Maka dengan ini teknik terapi Perilaku Rasional Emosi, dapat diterapkan pada warga jemaat yang mengalami gangguan kecemasan sosial untuk mengenal dan memahami peristiwa seperti apa yang memicu warga jemaat untuk panik, konsekuensinya dan keyakinan irasional apa yang sedang terjadi atau terpikirkan oleh individu. Dengan menggunakan model A-B-C warga gereja dapat tertolong untuk memiliki pemahaman yang baru dan tepat bahwa kecemasan itu adalah perasaan normal dan jika berlangsung lama itu bukan sikap teidak beriman atau tidak rajin berdoa, melain sinyal tubuh untuk berhenti sejenak dari kepanikan agar dapat memahami seutuhnya apa yang sedang terjadi.
Kesimpulan
Warga gereja pada umumnya memiliki kecemasan yang normal. Akan tetapi kecemasan tersebut berlansung secara terus menerus dapat dilihat sebagai sikap kurang beriman.

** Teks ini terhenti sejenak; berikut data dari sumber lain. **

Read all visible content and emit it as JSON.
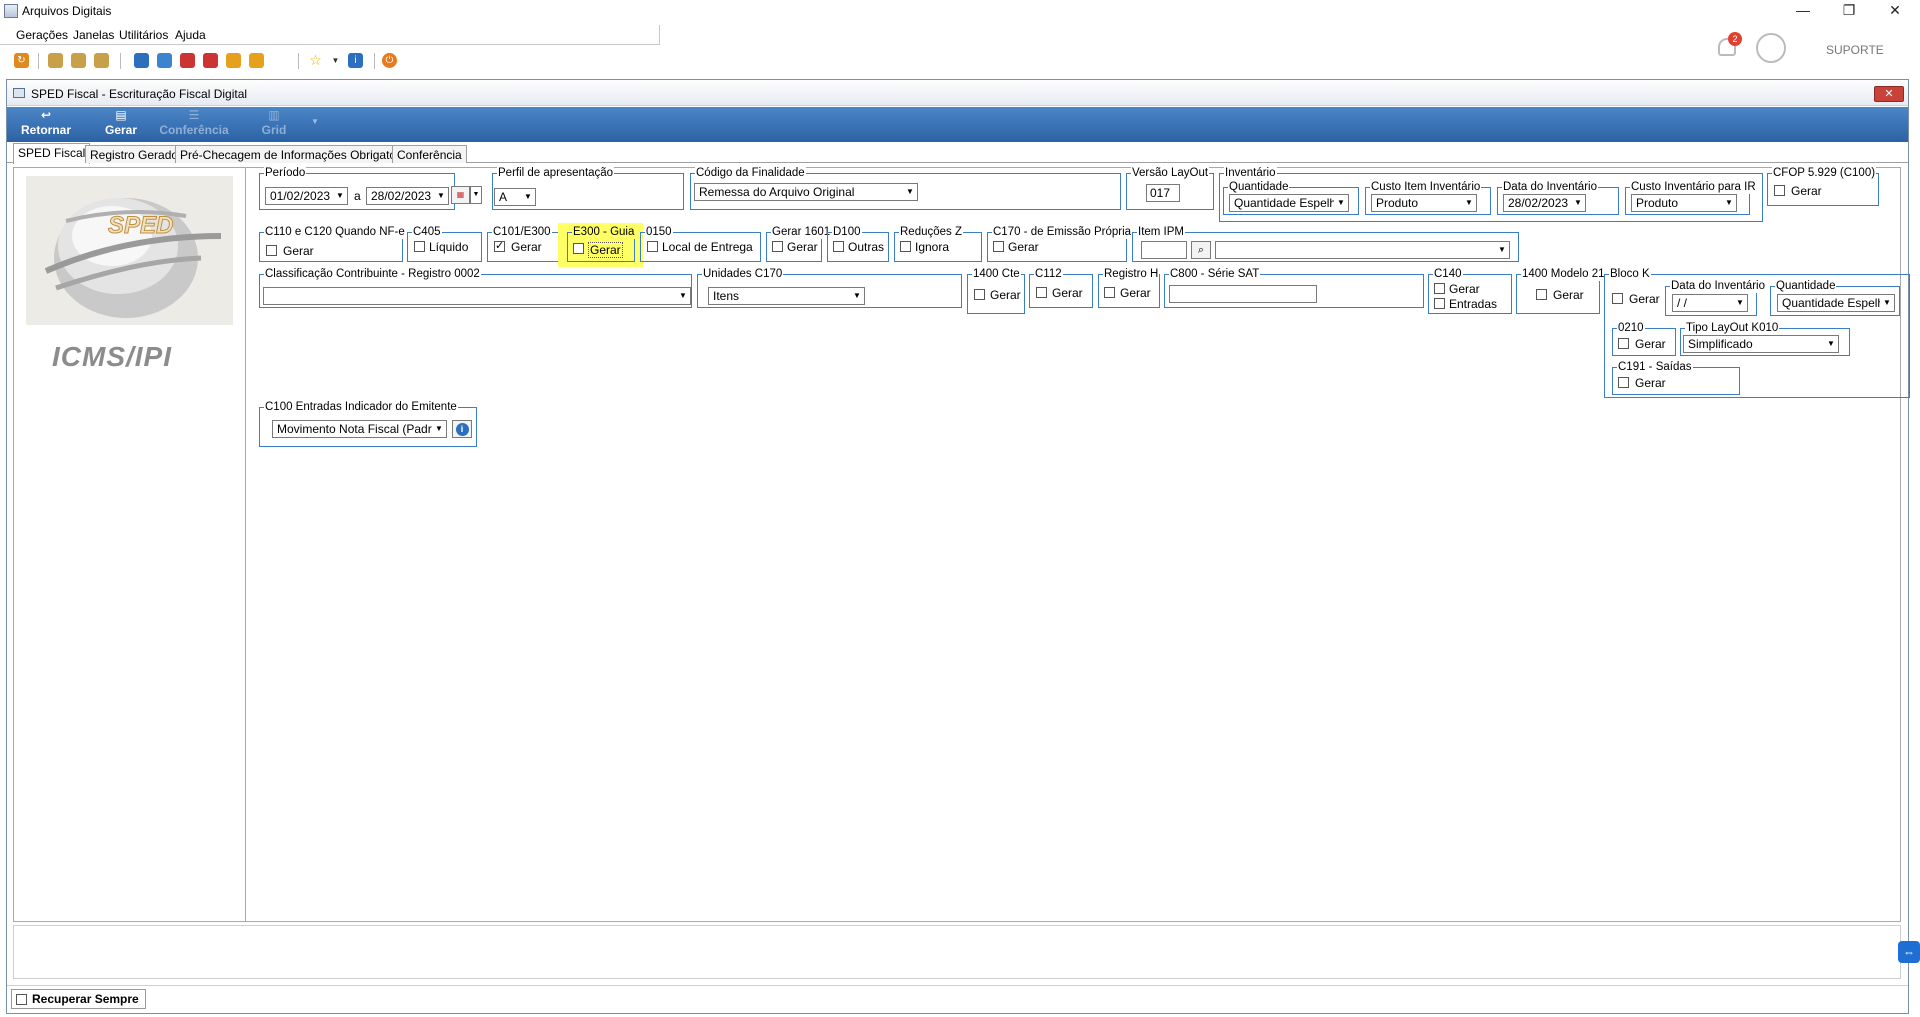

Realitanya yang Amenjadi pemicu adanya gangguan kecemasan sosial pada warga gereja ialah, merendahkan diri sendiri, merasa kesulitan untuk mengahadapi masalah, panik, berpikir yang berlebihan, takut pada penilaian orang, berusaha menyenangkan orang lain. Bukan karena tidak berdoa, tidak rajin gereja, membaca kitab suci dan sejenisnya. Dengan gangguan kecemasan ini penulis mencoba memaparkan gejala, penyebab dan terapi untuk menolong warga gereja mengelola, memahami dan mengenal bahwa ini adalah perasaan/emosi yang mesti diurai secara bersama dengan konseling. Dalam konseling terapi REBT dapat diterapkan bagi warga gereja dengan pendekatan perilaku dan kognitif untuk kembali melihat masa lalu atau peristiwa apa yang memicu kecemasan, sadar konsekuensi, dan keyakinan irasionalnya. [*]

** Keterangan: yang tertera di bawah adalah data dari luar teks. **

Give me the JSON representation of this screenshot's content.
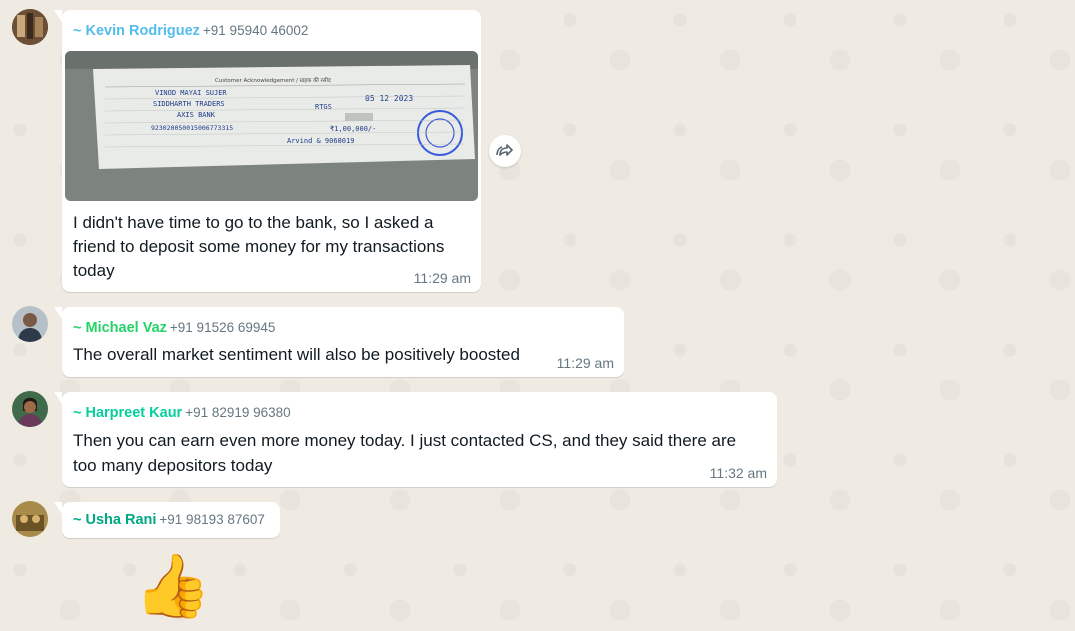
{
  "messages": [
    {
      "sender": "~ Kevin Rodriguez",
      "phone": "+91 95940 46002",
      "name_color": "#53bdeb",
      "text_lines": [
        "I didn't have time to go to the bank, so I asked a",
        "friend to deposit some money for my transactions",
        "today"
      ],
      "time": "11:29 am",
      "has_image": true,
      "receipt": {
        "heading": "Customer Acknowledgement / ग्राहक की रसीद",
        "name": "VINOD MAYAI SUJER",
        "beneficiary": "SIDDHARTH TRADERS",
        "bank": "AXIS BANK",
        "account": "923020050015006773315",
        "date": "05 12 2023",
        "mode": "RTGS",
        "amount": "₹1,00,000/-",
        "signature": "Arvind & 9068019"
      }
    },
    {
      "sender": "~ Michael Vaz",
      "phone": "+91 91526 69945",
      "name_color": "#25d366",
      "text_lines": [
        "The overall market sentiment will also be positively boosted"
      ],
      "time": "11:29 am"
    },
    {
      "sender": "~ Harpreet Kaur",
      "phone": "+91 82919 96380",
      "name_color": "#06cf9c",
      "text_lines": [
        "Then you can earn even more money today. I just contacted CS, and they said there are",
        "too many depositors today"
      ],
      "time": "11:32 am"
    },
    {
      "sender": "~ Usha Rani",
      "phone": "+91 98193 87607",
      "name_color": "#00a884",
      "emoji": "👍"
    }
  ],
  "icons": {
    "forward": "forward-icon"
  }
}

*) Orce Dapa Ambo, Mahasiswa Magister Psikologi Sains, Universitas Khatolik Soegijapranata, Semarang.
Daftar Pustaka
- Oktapiani,Nia.,Putri Amelia.,(2018). Gangguan Kecemasan Sosial dengan menggunakan Pendekatan Rasional emotif terapi. Journal Fokus, 1(6), 229-232.

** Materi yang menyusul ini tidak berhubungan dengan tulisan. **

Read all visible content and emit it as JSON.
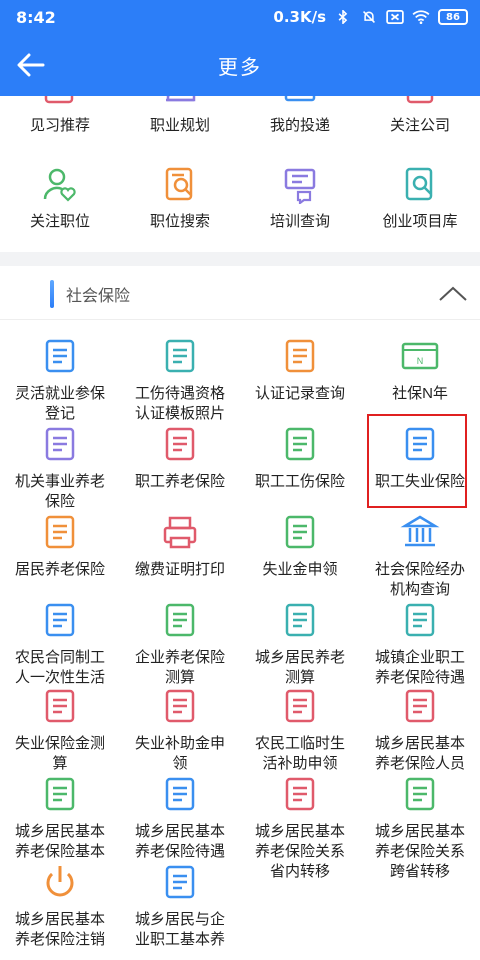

- Febryana Fenti.,(2022). Analisis Studi Kasus Klien Dengan Gangguan Kecemasan (Anxiety Disorder). Journal Perspektif, 2(2), 150-153
- Siswanto.,dan Krisetya Mesach.(2023). Pastoral Konseling dan Kesehatan Mental. Yogayakarta: Penerbit buku dan Majalah Rohani, halm. 142-143
- Scazzero,Peter.,(2018), Emotionally Healty Sprituality, Surabaya: Literatur Perkantas Jawa Timur, hlm.34-36.
- Tutut Anjarsari,Tutut.,dkk.,(2022). Deteksi Dini Gangguan Kecemasan Menggunakan Metode Naïve Bayes. Journal Ilmiah Penelitian dan Pembelajaran Informatika, 7(4),1198.